Immediately following his Vogue cover, the media exploded with coverage of Styles’ periwinkle blue gown and what it meant for the future of gendered fashion. But in this cultural conversation, there seemed to be an erasure of men of colour who paved the path for Styles’ sartorial choices. I immediately thought of men like Jaden Smith, Prince, and Freddie Mercury. 

Styles’ cover represented something revolutionary for fans. In a sea of social media coverage, I vividly remembered Jaden Smith’s decision to model as the face of Louis Vuitton in 2016—wearing a skirt. His decision made me question the confines of masculinity, and appreciate art and fashion in a completely new light. 

Then 17-year-old Smith, son of the unforgettable Will Smith, grappled with intense backlash online at the intersection of racial and gendered expectations.

Nicolas Ghesquière, creative director of Louis Vuitton, told the New York Times in an interview that Jaden Smith “represents a generation that has assimilated the codes of true freedom, one that is free of manifestoes and questions about gender. Wearing a skirt comes as naturally to him as it would to a woman who, long ago, granted herself permission to wear a man’s trench or a tuxedo.”

Harry Styles was not the first to start conversations about freedom through fashion and genderless style, even though he is one of the most notable recent fashion icons. 

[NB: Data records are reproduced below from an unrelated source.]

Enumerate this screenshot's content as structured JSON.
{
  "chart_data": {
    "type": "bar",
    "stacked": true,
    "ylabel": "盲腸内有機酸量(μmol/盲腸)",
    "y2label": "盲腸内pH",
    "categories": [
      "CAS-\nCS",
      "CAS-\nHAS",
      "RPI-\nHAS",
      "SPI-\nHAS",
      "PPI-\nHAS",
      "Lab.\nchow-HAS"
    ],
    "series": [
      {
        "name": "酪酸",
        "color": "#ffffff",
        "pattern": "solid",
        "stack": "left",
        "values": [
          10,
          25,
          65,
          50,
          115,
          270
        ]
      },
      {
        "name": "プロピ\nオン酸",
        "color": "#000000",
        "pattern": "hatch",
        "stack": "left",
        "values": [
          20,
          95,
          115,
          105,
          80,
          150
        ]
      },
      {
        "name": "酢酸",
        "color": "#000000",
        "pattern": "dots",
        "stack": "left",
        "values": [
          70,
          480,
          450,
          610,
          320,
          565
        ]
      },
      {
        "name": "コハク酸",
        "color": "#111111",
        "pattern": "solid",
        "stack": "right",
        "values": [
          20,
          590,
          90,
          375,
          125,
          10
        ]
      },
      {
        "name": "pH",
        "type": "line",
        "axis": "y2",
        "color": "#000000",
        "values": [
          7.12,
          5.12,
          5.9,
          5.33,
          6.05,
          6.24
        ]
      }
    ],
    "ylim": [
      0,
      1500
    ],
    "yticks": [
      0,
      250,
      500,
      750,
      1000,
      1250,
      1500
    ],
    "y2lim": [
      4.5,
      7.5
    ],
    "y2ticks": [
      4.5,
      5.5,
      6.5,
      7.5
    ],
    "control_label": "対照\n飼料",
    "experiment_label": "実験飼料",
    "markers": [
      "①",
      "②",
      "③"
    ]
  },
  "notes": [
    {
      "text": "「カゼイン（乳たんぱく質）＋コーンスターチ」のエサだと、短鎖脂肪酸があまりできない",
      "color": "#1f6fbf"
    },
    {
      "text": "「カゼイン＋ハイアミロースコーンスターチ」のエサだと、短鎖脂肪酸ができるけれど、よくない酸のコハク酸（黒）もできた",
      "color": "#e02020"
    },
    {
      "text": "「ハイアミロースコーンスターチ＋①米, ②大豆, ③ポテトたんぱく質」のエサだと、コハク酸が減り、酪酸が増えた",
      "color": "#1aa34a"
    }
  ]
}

Long before both Styles and Smith, Prince completely disrupted ideas of gender in his fearless fashion choices. Sporting high heels, ruffled shirts, crop tops, and lace gloves, the singer who gave the world “When Doves Cry” also gave us unapologetically eccentric looks—worn with confidence and charisma. 

His most famous outfits were feminine, elaborate, and unprecedented—including his unforgettable pastel sequined suit topped with a pink feather boa. 

In Rami Malek’s brilliant portrayal of Freddie Mercury in Bohemian Rhapsody, we were reminded of Mercury’s quintessential costume looks, which also arguably paved the path for Styles to shine. Stylist Charlotte Pilcher described Mercury’s style as “very single-minded and always tight.”

Mercury’s style was, to be blunt, unheard of. He pushed every boundary imaginable, especially when he wore a plunging silver sequin jumpsuit in 1977. His dynamic looks were even more meaningful when considering the fact that he was born to Indian immigrants. He defied cultural expectations to become an international phenomenon in a very homophobic and racist world.  

Harry Styles is undoubtedly talented, dreamy, and continuing the legacy of androgynous fashion. However, it’s important to credit his racialized predecessors, who bent the rules of gender and fashion and championed individual expression regardless of the backlash. 

Instead of revering Styles as the pioneer of genderless fashion for our generation, it’s important to credit his racialized predecessors—and celebrate Styles as one part of the fashion revolution.